Alba aproveita a terceira idade nos bailes e não deixa de namorar

 Apesar das ‘aventuras amorosas’, Alba gosta de ressaltar que tem consciência das Doenças Sexualmente Transmissíveis e que está sempre preparada para se proteger. Ela diz que não usa o preservativo para mulheres, mas sempre pede para o parceiro usar camisinha. “Eu sempre peço para o meu parceiro usar camisinha e nunca tive nenhum problema. Mas a questão é que eu também demoro muito para ter sexo. Com meu último namorado, fizemos uma vez só durante os seis meses que ficamos juntos. E eu não gostei. Não achei legal” diz ela, rindo.

 O último namoro a que Alba se refere começou há pouco mais de um ano, dentro de um ônibus, quando um senhor mais ou menos de sua idade se sentou ao seu lado. Depois de conversarem durante todo o trajeto, o homem anotou seu telefone em um papel e pediu para que lhe ligasse. Depois da primeira ligação vieram as conversas e os encontros. Disso resultou um relacionamento de meio ano, que acabou porque Alba, acostumada à liberdade de não estar comprometida com ninguém, não conseguiu suportar as restrições impostas pelo parceiro.

 Para a maioria que passou pela adolescência nos anos 1950, ou antes disso, o sexo era um grande tabu. E hoje, com a sociedade vendo-os como seres praticamente assexuados, o debate e a informação sobre o tema ainda são difíceis. Muitos até sabem da importância da proteção, mas não sabem como fazê-la.

 Em pesquisa realizada pela Universidade Federal do Paraná com 98 idosos de Curitiba, em 2011, 88% responderam que acreditam que a prevenção DSTs é necessária, 8% que não e 4% não responderam a pergunta. Entretanto, quando questionados quanto aos métodos de prevenção, 25% não souberam dar exemplos ou não responderam. Dentre os entrevistados, 43% não faziam uso de nenhum tipo de proteção, 43% alegaram fazer e 14% não responderam.

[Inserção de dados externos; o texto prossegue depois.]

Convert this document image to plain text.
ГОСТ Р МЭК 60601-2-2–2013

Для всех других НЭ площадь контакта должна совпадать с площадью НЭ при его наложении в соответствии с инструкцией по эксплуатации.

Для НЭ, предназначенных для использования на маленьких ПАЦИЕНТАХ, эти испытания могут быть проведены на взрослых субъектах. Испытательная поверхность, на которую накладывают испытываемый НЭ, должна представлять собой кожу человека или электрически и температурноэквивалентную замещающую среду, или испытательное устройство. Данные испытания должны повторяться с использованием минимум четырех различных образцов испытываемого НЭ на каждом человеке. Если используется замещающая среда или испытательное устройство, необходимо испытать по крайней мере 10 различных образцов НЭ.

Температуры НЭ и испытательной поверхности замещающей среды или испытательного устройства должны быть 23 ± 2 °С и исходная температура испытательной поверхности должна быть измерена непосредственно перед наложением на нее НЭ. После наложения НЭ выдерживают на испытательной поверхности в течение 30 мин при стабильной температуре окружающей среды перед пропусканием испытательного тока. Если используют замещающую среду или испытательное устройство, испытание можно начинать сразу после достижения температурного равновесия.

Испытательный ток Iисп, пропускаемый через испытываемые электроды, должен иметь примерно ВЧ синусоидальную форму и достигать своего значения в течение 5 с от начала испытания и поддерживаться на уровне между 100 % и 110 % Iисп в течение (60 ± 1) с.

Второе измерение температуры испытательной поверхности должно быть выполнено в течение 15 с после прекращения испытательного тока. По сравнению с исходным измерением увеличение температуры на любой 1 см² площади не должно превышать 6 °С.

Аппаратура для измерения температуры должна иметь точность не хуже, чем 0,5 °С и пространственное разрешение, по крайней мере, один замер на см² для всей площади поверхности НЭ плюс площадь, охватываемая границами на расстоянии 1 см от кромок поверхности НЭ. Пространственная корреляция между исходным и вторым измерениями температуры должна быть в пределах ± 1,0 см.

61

Além da falta de informação e costume de não usar preservativo, outros fatores contribuem para contrair HIV na terceira idade. Nessa faixa etária há uma diminuição da imunidade. As mulheres, em especial, estão expostas ainda mais ao risco: após a menopausa, a pele das paredes vaginais fica mais fina, por isso mais suscetível a ferimentos, facilitando a infecção.

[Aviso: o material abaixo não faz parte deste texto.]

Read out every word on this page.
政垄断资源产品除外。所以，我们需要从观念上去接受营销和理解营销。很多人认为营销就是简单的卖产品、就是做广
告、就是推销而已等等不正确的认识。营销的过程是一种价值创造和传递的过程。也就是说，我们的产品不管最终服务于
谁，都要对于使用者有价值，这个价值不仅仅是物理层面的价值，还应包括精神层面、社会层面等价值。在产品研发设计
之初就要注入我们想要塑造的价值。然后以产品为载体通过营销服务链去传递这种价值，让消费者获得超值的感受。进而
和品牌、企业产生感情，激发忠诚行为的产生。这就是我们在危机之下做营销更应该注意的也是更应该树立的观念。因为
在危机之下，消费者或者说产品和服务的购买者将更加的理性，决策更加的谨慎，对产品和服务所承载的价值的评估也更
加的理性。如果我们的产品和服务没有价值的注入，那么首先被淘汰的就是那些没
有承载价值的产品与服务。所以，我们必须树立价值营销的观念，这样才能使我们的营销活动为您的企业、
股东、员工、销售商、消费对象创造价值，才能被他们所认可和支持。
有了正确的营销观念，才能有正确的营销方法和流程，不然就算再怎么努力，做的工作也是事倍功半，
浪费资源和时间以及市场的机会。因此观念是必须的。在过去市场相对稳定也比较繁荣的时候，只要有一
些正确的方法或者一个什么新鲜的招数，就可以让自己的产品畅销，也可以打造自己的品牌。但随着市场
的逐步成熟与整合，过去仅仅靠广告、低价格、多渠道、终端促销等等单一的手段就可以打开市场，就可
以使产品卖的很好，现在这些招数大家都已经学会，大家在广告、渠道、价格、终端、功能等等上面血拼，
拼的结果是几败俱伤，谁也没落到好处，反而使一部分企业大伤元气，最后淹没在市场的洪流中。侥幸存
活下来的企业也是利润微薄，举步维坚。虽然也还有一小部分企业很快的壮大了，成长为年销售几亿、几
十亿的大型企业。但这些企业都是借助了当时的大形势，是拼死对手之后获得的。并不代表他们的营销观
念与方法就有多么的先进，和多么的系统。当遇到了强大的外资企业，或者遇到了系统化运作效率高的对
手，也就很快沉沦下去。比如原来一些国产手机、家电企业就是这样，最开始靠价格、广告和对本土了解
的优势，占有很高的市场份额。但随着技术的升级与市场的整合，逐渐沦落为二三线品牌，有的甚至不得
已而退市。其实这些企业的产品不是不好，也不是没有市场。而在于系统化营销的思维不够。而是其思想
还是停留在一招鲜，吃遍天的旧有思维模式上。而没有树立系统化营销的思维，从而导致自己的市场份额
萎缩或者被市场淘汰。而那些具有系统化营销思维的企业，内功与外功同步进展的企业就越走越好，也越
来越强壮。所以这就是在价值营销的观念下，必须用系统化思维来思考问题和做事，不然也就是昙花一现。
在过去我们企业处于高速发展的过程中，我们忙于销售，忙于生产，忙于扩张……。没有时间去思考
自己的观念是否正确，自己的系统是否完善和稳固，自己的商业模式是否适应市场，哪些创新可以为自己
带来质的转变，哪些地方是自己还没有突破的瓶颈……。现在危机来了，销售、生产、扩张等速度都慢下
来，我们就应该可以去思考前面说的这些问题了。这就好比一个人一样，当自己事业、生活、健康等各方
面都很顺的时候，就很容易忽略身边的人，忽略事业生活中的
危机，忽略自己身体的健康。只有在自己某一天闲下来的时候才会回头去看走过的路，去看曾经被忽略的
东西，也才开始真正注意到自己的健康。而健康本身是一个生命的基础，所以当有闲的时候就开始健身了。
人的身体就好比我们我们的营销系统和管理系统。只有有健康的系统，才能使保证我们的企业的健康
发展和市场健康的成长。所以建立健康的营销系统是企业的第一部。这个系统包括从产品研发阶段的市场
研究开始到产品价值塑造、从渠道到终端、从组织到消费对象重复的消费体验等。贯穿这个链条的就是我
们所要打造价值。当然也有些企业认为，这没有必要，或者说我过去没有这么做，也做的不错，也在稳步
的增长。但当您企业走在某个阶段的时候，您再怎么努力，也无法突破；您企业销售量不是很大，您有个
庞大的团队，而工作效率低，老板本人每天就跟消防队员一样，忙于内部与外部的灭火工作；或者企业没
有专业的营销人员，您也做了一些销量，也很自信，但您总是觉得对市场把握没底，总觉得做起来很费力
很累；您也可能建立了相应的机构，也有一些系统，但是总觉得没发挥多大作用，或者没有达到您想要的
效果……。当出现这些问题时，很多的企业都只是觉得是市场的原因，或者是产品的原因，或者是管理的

Alba afirmou que vários desses problemas acontecem devido às mudanças de comportamento dos relacionamentos. Em sua época, quando as pessoas se casavam por amor e só chegavam ao sexo quando tinham certeza de que ficariam juntos por muitos e muitos anos, não existiam grande parte dos problemas ligados a DSTs.  “Antigamente a gente se casava com amor. Hoje as pessoas são interesseiras, antes de ficar com alguém procuram saber se os pais têm dinheiro, se aquilo é uma boa oportunidade. Não existe mais amor, não existe o romance da minha época. As pessoas agora só vão atrás de sexo, e muito rápido”.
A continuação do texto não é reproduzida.